Lisa felt her eyes moisten and blinked. She was not sentimental, she told herself fiercely. She was not.
Joanne tore herself away from her garden and sat down.
‘So how did you meet the interfering relation?’ she asked.
‘What?’ Lisa had been briefly back in her slum childhood. She gave herself a little shake and returned to the present. ‘Oh, Boris. He came pounding on the door this morning, when I was still in bed.’
Joanne bit back a smile. She knew Lisa’s weekend rising habits. ‘Then I’m surprised you still think he’s a dreamboat.’
‘It’s not exactly a matter of opinion,’ said Lisa wryly. ‘He fulfils the job description. Tall, dark and handsome. Even quite nice when he puts his mind to it.’

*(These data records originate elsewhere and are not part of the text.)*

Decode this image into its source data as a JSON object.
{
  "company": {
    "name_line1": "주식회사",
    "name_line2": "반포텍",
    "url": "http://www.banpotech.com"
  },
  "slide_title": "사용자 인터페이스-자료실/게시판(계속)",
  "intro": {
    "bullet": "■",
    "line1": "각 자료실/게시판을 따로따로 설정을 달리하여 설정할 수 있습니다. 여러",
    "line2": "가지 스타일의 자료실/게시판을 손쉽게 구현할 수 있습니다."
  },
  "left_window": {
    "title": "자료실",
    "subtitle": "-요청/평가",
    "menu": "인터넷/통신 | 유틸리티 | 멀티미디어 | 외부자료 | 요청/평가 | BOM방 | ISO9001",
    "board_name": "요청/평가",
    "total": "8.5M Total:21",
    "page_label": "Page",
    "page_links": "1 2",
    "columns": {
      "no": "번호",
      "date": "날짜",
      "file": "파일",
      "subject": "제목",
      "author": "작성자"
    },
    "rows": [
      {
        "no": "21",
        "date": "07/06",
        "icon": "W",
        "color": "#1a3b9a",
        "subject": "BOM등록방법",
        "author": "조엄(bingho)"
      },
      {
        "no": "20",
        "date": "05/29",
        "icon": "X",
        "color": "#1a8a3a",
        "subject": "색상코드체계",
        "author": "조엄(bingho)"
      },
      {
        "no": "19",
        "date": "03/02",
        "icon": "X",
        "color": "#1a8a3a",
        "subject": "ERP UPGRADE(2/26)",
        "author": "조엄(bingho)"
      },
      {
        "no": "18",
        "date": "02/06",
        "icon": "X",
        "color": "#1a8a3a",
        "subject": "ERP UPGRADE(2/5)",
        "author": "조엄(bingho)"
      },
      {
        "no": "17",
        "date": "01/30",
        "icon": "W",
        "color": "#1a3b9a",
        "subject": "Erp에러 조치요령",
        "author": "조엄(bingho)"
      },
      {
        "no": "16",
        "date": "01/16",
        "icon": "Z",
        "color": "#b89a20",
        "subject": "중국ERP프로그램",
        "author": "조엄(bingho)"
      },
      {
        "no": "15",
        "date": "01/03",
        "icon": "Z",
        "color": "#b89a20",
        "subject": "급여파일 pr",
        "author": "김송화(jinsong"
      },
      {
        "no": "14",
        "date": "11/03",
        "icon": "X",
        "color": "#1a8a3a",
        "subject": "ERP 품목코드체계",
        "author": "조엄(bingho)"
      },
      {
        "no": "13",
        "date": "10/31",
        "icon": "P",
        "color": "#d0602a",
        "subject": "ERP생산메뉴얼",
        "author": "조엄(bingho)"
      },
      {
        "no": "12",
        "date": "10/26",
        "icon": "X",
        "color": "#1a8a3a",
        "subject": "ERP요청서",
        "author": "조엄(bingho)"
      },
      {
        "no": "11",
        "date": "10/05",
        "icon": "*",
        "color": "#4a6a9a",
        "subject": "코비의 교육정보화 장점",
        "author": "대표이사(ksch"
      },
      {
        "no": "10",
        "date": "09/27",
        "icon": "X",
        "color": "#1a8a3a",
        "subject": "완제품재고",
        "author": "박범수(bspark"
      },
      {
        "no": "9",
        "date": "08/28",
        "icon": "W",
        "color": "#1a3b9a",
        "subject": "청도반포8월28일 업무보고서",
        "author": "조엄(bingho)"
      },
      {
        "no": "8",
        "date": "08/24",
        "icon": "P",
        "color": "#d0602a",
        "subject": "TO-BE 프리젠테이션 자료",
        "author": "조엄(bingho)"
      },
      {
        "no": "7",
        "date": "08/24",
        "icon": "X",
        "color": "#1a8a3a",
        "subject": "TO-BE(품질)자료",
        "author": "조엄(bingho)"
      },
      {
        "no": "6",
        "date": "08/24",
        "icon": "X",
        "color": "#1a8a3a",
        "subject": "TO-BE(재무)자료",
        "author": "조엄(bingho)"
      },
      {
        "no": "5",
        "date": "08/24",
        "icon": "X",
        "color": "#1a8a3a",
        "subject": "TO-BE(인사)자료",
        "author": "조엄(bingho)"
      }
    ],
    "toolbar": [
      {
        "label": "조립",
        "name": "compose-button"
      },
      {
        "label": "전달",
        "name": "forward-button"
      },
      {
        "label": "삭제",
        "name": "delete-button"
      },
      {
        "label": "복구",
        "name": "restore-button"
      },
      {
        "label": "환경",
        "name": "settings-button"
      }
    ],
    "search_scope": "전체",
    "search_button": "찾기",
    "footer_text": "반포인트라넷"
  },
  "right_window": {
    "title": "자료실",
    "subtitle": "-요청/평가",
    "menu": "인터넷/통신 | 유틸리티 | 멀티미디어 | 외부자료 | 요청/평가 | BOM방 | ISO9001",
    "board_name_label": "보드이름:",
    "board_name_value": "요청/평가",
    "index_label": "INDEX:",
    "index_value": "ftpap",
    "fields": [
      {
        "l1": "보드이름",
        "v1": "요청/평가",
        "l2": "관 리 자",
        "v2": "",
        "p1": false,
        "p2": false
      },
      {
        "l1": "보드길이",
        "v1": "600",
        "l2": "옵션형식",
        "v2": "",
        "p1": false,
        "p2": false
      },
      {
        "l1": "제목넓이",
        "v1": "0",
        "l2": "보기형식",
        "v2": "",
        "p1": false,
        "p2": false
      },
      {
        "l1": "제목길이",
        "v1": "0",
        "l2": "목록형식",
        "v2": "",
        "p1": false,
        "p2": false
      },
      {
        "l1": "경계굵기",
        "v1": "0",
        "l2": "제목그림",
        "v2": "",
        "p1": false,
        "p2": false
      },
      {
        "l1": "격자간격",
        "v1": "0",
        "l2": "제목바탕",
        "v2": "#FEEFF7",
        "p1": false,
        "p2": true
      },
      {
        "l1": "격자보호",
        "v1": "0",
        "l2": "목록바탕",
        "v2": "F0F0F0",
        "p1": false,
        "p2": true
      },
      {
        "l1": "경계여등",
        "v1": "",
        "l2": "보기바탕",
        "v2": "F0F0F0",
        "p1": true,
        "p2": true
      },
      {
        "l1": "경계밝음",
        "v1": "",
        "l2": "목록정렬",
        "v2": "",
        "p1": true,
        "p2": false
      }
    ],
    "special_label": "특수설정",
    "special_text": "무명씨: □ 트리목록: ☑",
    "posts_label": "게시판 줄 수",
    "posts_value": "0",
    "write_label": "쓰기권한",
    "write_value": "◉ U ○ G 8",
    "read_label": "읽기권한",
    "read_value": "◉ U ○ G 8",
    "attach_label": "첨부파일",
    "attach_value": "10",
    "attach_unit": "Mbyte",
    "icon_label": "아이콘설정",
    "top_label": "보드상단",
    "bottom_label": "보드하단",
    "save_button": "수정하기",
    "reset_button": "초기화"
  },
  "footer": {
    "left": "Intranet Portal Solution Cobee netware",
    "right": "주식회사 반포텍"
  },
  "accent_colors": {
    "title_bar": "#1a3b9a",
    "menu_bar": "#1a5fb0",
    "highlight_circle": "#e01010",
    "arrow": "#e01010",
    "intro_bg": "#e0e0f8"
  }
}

‘And you hate him,’ said Joanne, interpreting Lisa’s tone with the ease of long practice. ‘Just because he got you out of bed?’
Lisa gave her sudden grin. ‘It didn’t help,’ she admitted.
‘Poor man,’ said Joanne with feeling.
‘Don’t waste your pity. Nikolai Ivanov doesn’t need it.’
‘I thought his name was Boris,’ said Joanne, bewildered.
‘That’s what I called him. He didn’t like it.’ Lisa dwelled on the memory with evident satisfaction.
‘It sounds as if you had quite a conversation.’
‘Oh, he took me out to lunch.’
‘He took—’ Joanne stared. ‘How long have you known this man?’
‘I told you. We met this morning when he got me out of bed.’
‘And you still had lunch with him?’ Joanne was impressed. She knew Lisa’s tactics with men. Since the Terry Long episode she kept them at arm’s length for several months before she agreed to have so much as cup of coffee with them. ‘He must be a world-class dreamboat.’